Wiscasset awaits hearing over WMHS principal’s job; SREP talks continue
December sometime, Wiscasset School Committee Chair Jason Putnam told a heavy turnout at Wiscasset Middle High School and online Nov. 14: The date for the committee’s dismissal hearing on WMHS principal-on leave Gina Stevens was still to be set with the lawyers and others, Putnam said.
“We have to work (with) everybody’s schedule ... We are all following a legal process. Nobody here wanted to be in this position. Everybody here has volunteered,” he said of fellow committee members. “And everybody’s doing the best they can, in the parameters of the law ... Nobody sitting at these tables did anything but have to react to something somebody else did.

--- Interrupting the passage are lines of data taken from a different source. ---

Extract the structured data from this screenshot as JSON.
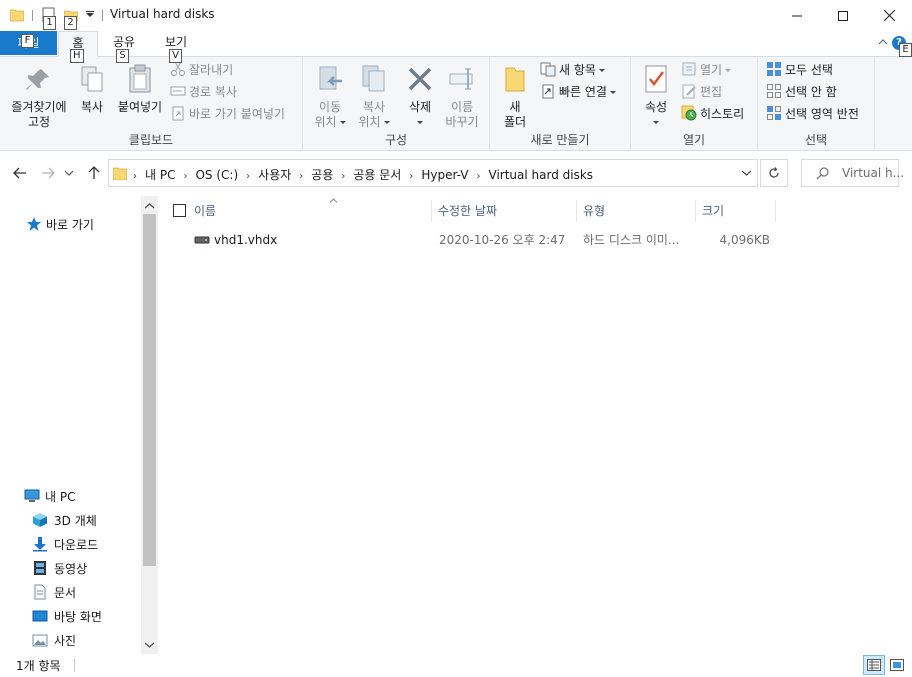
{
  "window": {
    "title": "Virtual hard disks",
    "keytips": [
      "1",
      "2"
    ]
  },
  "ribbon_tabs": {
    "file": {
      "label": "파일",
      "keytip": "F"
    },
    "home": {
      "label": "홈",
      "keytip": "H"
    },
    "share": {
      "label": "공유",
      "keytip": "S"
    },
    "view": {
      "label": "보기",
      "keytip": "V"
    },
    "help_keytip": "E"
  },
  "clipboard": {
    "pin_line1": "즐겨찾기에",
    "pin_line2": "고정",
    "copy": "복사",
    "paste": "붙여넣기",
    "cut": "잘라내기",
    "copy_path": "경로 복사",
    "paste_shortcut": "바로 가기 붙여넣기",
    "group": "클립보드"
  },
  "organize": {
    "move_line1": "이동",
    "move_line2": "위치",
    "copyto_line1": "복사",
    "copyto_line2": "위치",
    "delete": "삭제",
    "rename_line1": "이름",
    "rename_line2": "바꾸기",
    "group": "구성"
  },
  "new": {
    "folder_line1": "새",
    "folder_line2": "폴더",
    "new_item": "새 항목",
    "easy_access": "빠른 연결",
    "group": "새로 만들기"
  },
  "open": {
    "properties": "속성",
    "open": "열기",
    "edit": "편집",
    "history": "히스토리",
    "group": "열기"
  },
  "select": {
    "select_all": "모두 선택",
    "select_none": "선택 안 함",
    "invert": "선택 영역 반전",
    "group": "선택"
  },
  "address": {
    "crumbs": [
      "내 PC",
      "OS (C:)",
      "사용자",
      "공용",
      "공용 문서",
      "Hyper-V",
      "Virtual hard disks"
    ]
  },
  "search": {
    "placeholder": "Virtual h..."
  },
  "nav": {
    "quick_access": "바로 가기",
    "this_pc": "내 PC",
    "items": [
      "3D 개체",
      "다운로드",
      "동영상",
      "문서",
      "바탕 화면",
      "사진"
    ]
  },
  "columns": {
    "name": "이름",
    "modified": "수정한 날짜",
    "type": "유형",
    "size": "크기"
  },
  "files": [
    {
      "name": "vhd1.vhdx",
      "modified": "2020-10-26 오후 2:47",
      "type": "하드 디스크 이미...",
      "size": "4,096KB"
    }
  ],
  "status": {
    "count": "1개 항목"
  },
  "colors": {
    "accent": "#1979ca",
    "folder": "#f8d775",
    "ribbon_bg": "#f5f6f7"
  }
}
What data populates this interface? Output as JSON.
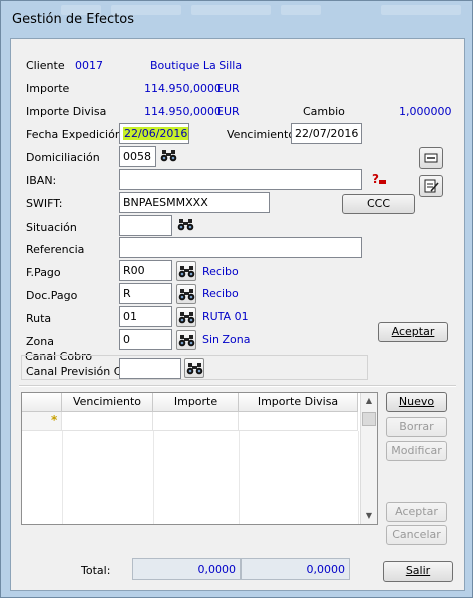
{
  "window": {
    "title": "Gestión de Efectos"
  },
  "header": {
    "cliente_label": "Cliente",
    "cliente_code": "0017",
    "cliente_name": "Boutique La Silla",
    "importe_label": "Importe",
    "importe_value": "114.950,0000",
    "importe_currency": "EUR",
    "importe_divisa_label": "Importe Divisa",
    "importe_divisa_value": "114.950,0000",
    "importe_divisa_currency": "EUR",
    "cambio_label": "Cambio",
    "cambio_value": "1,000000"
  },
  "form": {
    "fecha_expedicion_label": "Fecha Expedición",
    "fecha_expedicion_value": "22/06/2016",
    "vencimiento_label": "Vencimiento",
    "vencimiento_value": "22/07/2016",
    "domiciliacion_label": "Domiciliación",
    "domiciliacion_value": "0058",
    "iban_label": "IBAN:",
    "iban_value": "",
    "swift_label": "SWIFT:",
    "swift_value": "BNPAESMMXXX",
    "ccc_label": "CCC",
    "situacion_label": "Situación",
    "situacion_value": "",
    "referencia_label": "Referencia",
    "referencia_value": "",
    "fpago_label": "F.Pago",
    "fpago_value": "R00",
    "fpago_desc": "Recibo",
    "docpago_label": "Doc.Pago",
    "docpago_value": "R",
    "docpago_desc": "Recibo",
    "ruta_label": "Ruta",
    "ruta_value": "01",
    "ruta_desc": "RUTA 01",
    "zona_label": "Zona",
    "zona_value": "0",
    "zona_desc": "Sin Zona",
    "aceptar_label": "Aceptar",
    "canal_cobro_label": "Canal Cobro",
    "canal_prevision_label": "Canal Previsión Cob",
    "canal_prevision_value": ""
  },
  "grid": {
    "columns": [
      "Vencimiento",
      "Importe",
      "Importe Divisa"
    ],
    "new_row_marker": "*"
  },
  "side_buttons": {
    "nuevo": "Nuevo",
    "borrar": "Borrar",
    "modificar": "Modificar",
    "aceptar": "Aceptar",
    "cancelar": "Cancelar"
  },
  "footer": {
    "total_label": "Total:",
    "total_importe": "0,0000",
    "total_divisa": "0,0000",
    "salir_label": "Salir"
  },
  "colors": {
    "window_frame": "#b7d0e7",
    "value_text": "#0000c8",
    "highlight": "#c8f028"
  }
}
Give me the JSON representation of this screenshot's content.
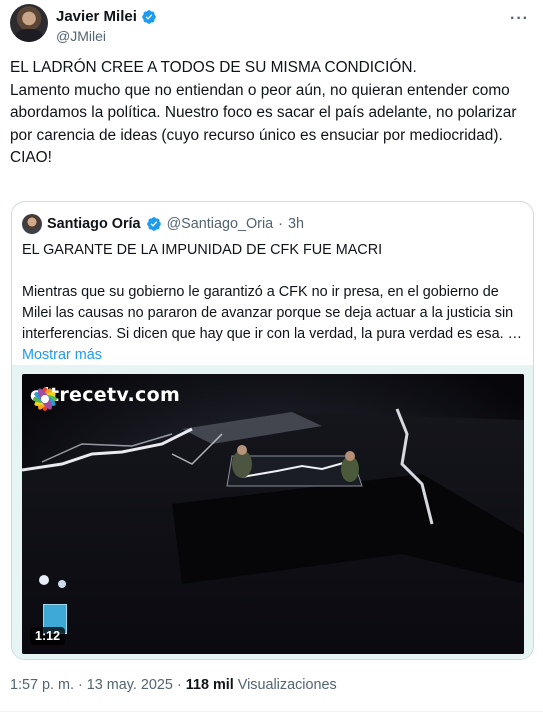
{
  "author": {
    "name": "Javier Milei",
    "handle": "@JMilei",
    "verified": true
  },
  "more_icon": "more-horizontal-icon",
  "tweet": {
    "paragraphs": [
      "EL LADRÓN CREE A TODOS DE SU MISMA CONDICIÓN.",
      "Lamento mucho que no entiendan o peor aún, no quieran entender como abordamos la política. Nuestro foco es sacar el país adelante, no polarizar por carencia de ideas (cuyo recurso único es ensuciar por mediocridad).",
      "CIAO!"
    ]
  },
  "quoted": {
    "name": "Santiago Oría",
    "handle": "@Santiago_Oria",
    "separator": "·",
    "time": "3h",
    "headline": "EL GARANTE DE LA IMPUNIDAD DE CFK FUE MACRI",
    "body": "Mientras que su gobierno le garantizó a CFK no ir presa, en el gobierno de Milei las causas no pararon de avanzar porque se deja actuar a la justicia sin interferencias. Si dicen que hay que ir con la verdad, la pura verdad es esa. …",
    "show_more": "Mostrar más",
    "video": {
      "logo_text": "eltrecetv.com",
      "duration": "1:12"
    }
  },
  "footer": {
    "time": "1:57 p. m.",
    "separator": "·",
    "date": "13 may. 2025",
    "views_count": "118 mil",
    "views_label": "Visualizaciones"
  },
  "colors": {
    "accent": "#1d9bf0",
    "text": "#0f1419",
    "secondary": "#536471"
  }
}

“Actions have consequences, and words have consequences,” he continued. “And it’s affecting a lot of people. This entire community is being affected ...” He did not say whose actions he was referring to and he disputed one call-out as to who he meant. The exchange came in the monthly committee meeting’s regular public comment period. This one was filled with student and community support for Stevens’ performance as principal; criticism over the committee’s Nov. 13 decision to conduct the dismissal hearing; a call for resignations of the committee and superintendent of schools; another call for everyone to support, not tear down, one another, and to rebuild a school system to be proud of; and a question about legal costs.
Putnam’s comments followed an audience question of when the community would know a decision on the principal. “I was trying to answer his question,” Putnam continued. “I’m afraid I’m getting into the weeds here. This is going to get out of control.” Then he returned to inviting anyone else to speak.
No new action on the matter came the night after the committee’s 4-0 vote on the hearing.
The Nov. 14 meeting also touched on the deal reached a decade ago with Regional School Unit 12 for Wiscasset to leave that district.
Wiscasset is fortunate to be in the center of a bunch of towns with school choice and no high school, Superintendent of Schools Kim Andersson said. “My personal feeling is we should try and recruit more RSU 12 and also other neighboring towns’ students,” she said.
Andersson made the point as she reviewed Wiscasset’s 2013 deal to leave RSU 12 in 2014. Explaining she was responding to Chet Grover’s query last month about the deal, Andersson said under it, Wiscasset is a school of record for any RSU 12 student who chooses it. But based on conduct, a student from RSU 12 or anywhere can still be suspended or considered for expulsion, she said.
“The school committee could decide if they wanted to look into making an addendum (to the deal) to give us the ability to accept or reject students.” But it might not work in all instances, she said.
If Wiscasset declined a student from RSU 12 or another school department without a high school, the state education commissioner would decide which high school would get the student, Andersson said. “So you might get out of it, but when push comes to shove, every student needs to have a school of record. And if a high school won’t take them, then the commissioner will say, ‘Well, yes, this high school over here will take them.”
Grover again expressed concern over optics, and he hoped for the high school to be more its pre-RSU self. “We’re not necessarily getting the cream of the crop ...,” Grover said. “I’ve heard it on the streets, I know you people have, too ... I think it goes a long ways, to invite, disinvite, to start to rebuild what this school once was ... I think we all believe that we’re still under the grips of the RSU. Thank you for looking into that.”
Putnam thanked Grover and Andersson. The committee took no vote, nor did it on another matter involving RSU 12, or Sheepscot Valley Regional School Unit: Whether or not Wiscasset will keep hosting the Sheepscot Regional Education Program it is in with SVRSU and Regional School Unit 1. Members each pay $20,000, and the program costs far less than educating the same students elsewhere, Andersson said. She said two of SREP’s five current students are Wiscasset students. For years, Wiscasset has not charged rent to host it, she said. If the committee says to, she will take to SREP’s board a proposal for Wiscasset to receive $22,256 a year, based on space and costs including utilities and administration.